Hay algo diminuto que se vuelve fantástico. Una insolencia de árboles que desatan su sombra como dobles. Entre esos objetos que podrían emular una fábula loca y aventurera, lxs hermanxs recrean y reproducen ese mundo de los cuentos infantiles pero sin inocencia. Ellxs fueron a la selva misionera a tirar las cenizas del padre en un ritual inventado y desobediente que se interrumpe y altera por las discusiones propias de la hermandad.
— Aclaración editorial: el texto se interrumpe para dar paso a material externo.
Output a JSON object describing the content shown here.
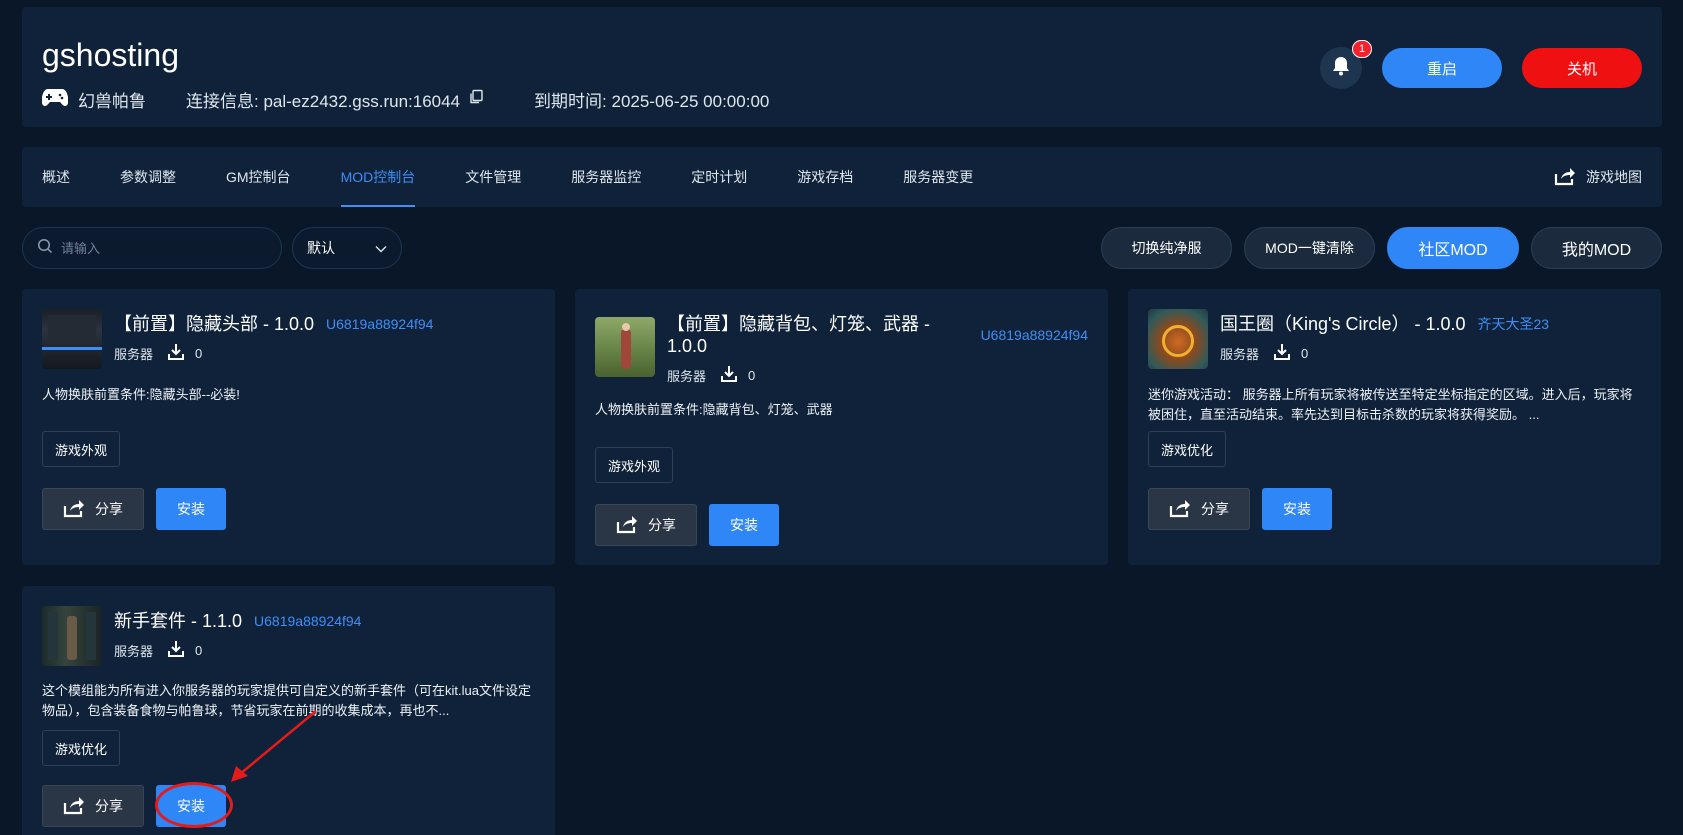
{
  "header": {
    "title": "gshosting",
    "game_name": "幻兽帕鲁",
    "connection_label": "连接信息: pal-ez2432.gss.run:16044",
    "expiry_label": "到期时间: 2025-06-25 00:00:00",
    "notification_count": "1",
    "restart_label": "重启",
    "shutdown_label": "关机"
  },
  "nav": {
    "tabs": [
      {
        "label": "概述"
      },
      {
        "label": "参数调整"
      },
      {
        "label": "GM控制台"
      },
      {
        "label": "MOD控制台",
        "active": true
      },
      {
        "label": "文件管理"
      },
      {
        "label": "服务器监控"
      },
      {
        "label": "定时计划"
      },
      {
        "label": "游戏存档"
      },
      {
        "label": "服务器变更"
      }
    ],
    "map_label": "游戏地图"
  },
  "toolbar": {
    "search_placeholder": "请输入",
    "sort_value": "默认",
    "buttons": [
      "切换纯净服",
      "MOD一键清除",
      "社区MOD",
      "我的MOD"
    ]
  },
  "cards": [
    {
      "name": "【前置】隐藏头部 - 1.0.0",
      "author": "U6819a88924f94",
      "type": "服务器",
      "downloads": "0",
      "description": "人物换肤前置条件:隐藏头部--必装!",
      "tag": "游戏外观",
      "share_label": "分享",
      "install_label": "安装"
    },
    {
      "name": "【前置】隐藏背包、灯笼、武器 - 1.0.0",
      "author": "U6819a88924f94",
      "type": "服务器",
      "downloads": "0",
      "description": "人物换肤前置条件:隐藏背包、灯笼、武器",
      "tag": "游戏外观",
      "share_label": "分享",
      "install_label": "安装"
    },
    {
      "name": "国王圈（King's Circle） - 1.0.0",
      "author": "齐天大圣23",
      "type": "服务器",
      "downloads": "0",
      "description": "迷你游戏活动： 服务器上所有玩家将被传送至特定坐标指定的区域。进入后，玩家将被困住，直至活动结束。率先达到目标击杀数的玩家将获得奖励。 ...",
      "tag": "游戏优化",
      "share_label": "分享",
      "install_label": "安装"
    },
    {
      "name": "新手套件 - 1.1.0",
      "author": "U6819a88924f94",
      "type": "服务器",
      "downloads": "0",
      "description": "这个模组能为所有进入你服务器的玩家提供可自定义的新手套件（可在kit.lua文件设定物品），包含装备食物与帕鲁球，节省玩家在前期的收集成本，再也不...",
      "tag": "游戏优化",
      "share_label": "分享",
      "install_label": "安装"
    }
  ],
  "colors": {
    "background": "#091728",
    "panel": "#0f2239",
    "accent": "#2f86f6",
    "danger": "#ef1111",
    "annotation": "#e51a1a"
  }
}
Ana está más decidida y no se amilana ante ese mundo natural indomable. Federico le reprocha haber abandonado los mandatos del guía, haber elegido ese camino desviado que los deja solxs, sin referencias, sometidxs a la intemperie de una jungla que se empecina por descifrar. Ella esgrime un saber de estudiante de agronomía que, por momentos, despierta en su hermano una furia graciosa, un cansancio que no descarta un afecto manso. En Verde infinito, Veronica Litvin actualiza y reinventa algo del mito de origen, ese que hacía de la rebeldía femenina el motivo de una expulsión que llevaba a la especie humana toda a ser dueña de su propio destino.
Solo que en esta obra los hechos suceden como un pequeño infortunio que no va a ocasionar mayores desastres, solo ese tiempo suspendido donde Ana y Federico tendrán que vérselas con la naturaleza que se exhibe en esos árboles de madera que proliferan como las guirnaldas en una fiesta. Una escenografía encantadora de Ruslan Alastair Silva que nos lleva del ensueño a la infancia, de la artificiosidad a una sensación de realidad ilusoria. En un diálogo con la iluminación a cargo de Diego Becker y el diseño sonoro de Alan Swiszcz, hay algo fantástico que juega con el simulacro teatral para generar el hechizo de la ficción.
Es que no deja de haber cierta alegría en Verde infinito, tal vez por esa libertad inesperada a la que no les queda otro remedio que entregarse. Ana (Manuela Iseas) no quiso ir por el camino cauteloso del grupo que los ataba a una excursión premeditada, sin peligros, prefirió, en cambio, hacer su propia experiencia, aventurarse para encontrar ese lugar que perdía toda referencia. Federico (Ignacio Sánchez Mestre), por el contrario, quiere un territorio más seguro, un lugar marcado donde dejar los restos de su padre. Ella carga en su mochila un arsenal de objetos disparatados que no responden a un orden: fotos y peluches, libros raros, objetos que ya no son útiles.
Manuela Iseas y Sánchez Mestre se vinculan desde una actuación que hace del realismo un efecto calmo y sonoro de una epopeya por la que los personajes transitan sin darse cuenta.
En Verde infinito se versionan sin estridencias, esas coordenadas que hacen a una diferencia mítica entre los géneros. La mujer siempre está más propicia al riesgo, a romper el orden, a no sostener las pautas establecidas. El hombre quiere retornar al lugar conocido y elige manejarse siguiendo las normas de un guía del que Ana se ríe. La risa de Ana es un factor estético y poético, propia de ese mundo sin recaudos donde la joven se mueve deseosa de producir reflexiones y pensamientos.
En esa selva, sin wifi ni señal, sin otra comunicación que la palabra y la mirada entre ellxs, la vida se convierte en un espacio lejano. Ellos describen sus días, hablan de sus sentimientos, se dejan llevar por algunos reproches como quien relata la cotidianidad de ese personaje que volverán a ser en cuanto la aventura se termine.
Verde infinito podría definirse como una escena que se prolonga donde por momentos nos sentimos habitadxs por esa selva que determina lo que allí sucede.
Verde infinito se presenta los viernes a las 20 en Casa Estudio Teatro: Guardia Vieja 4257, CABA.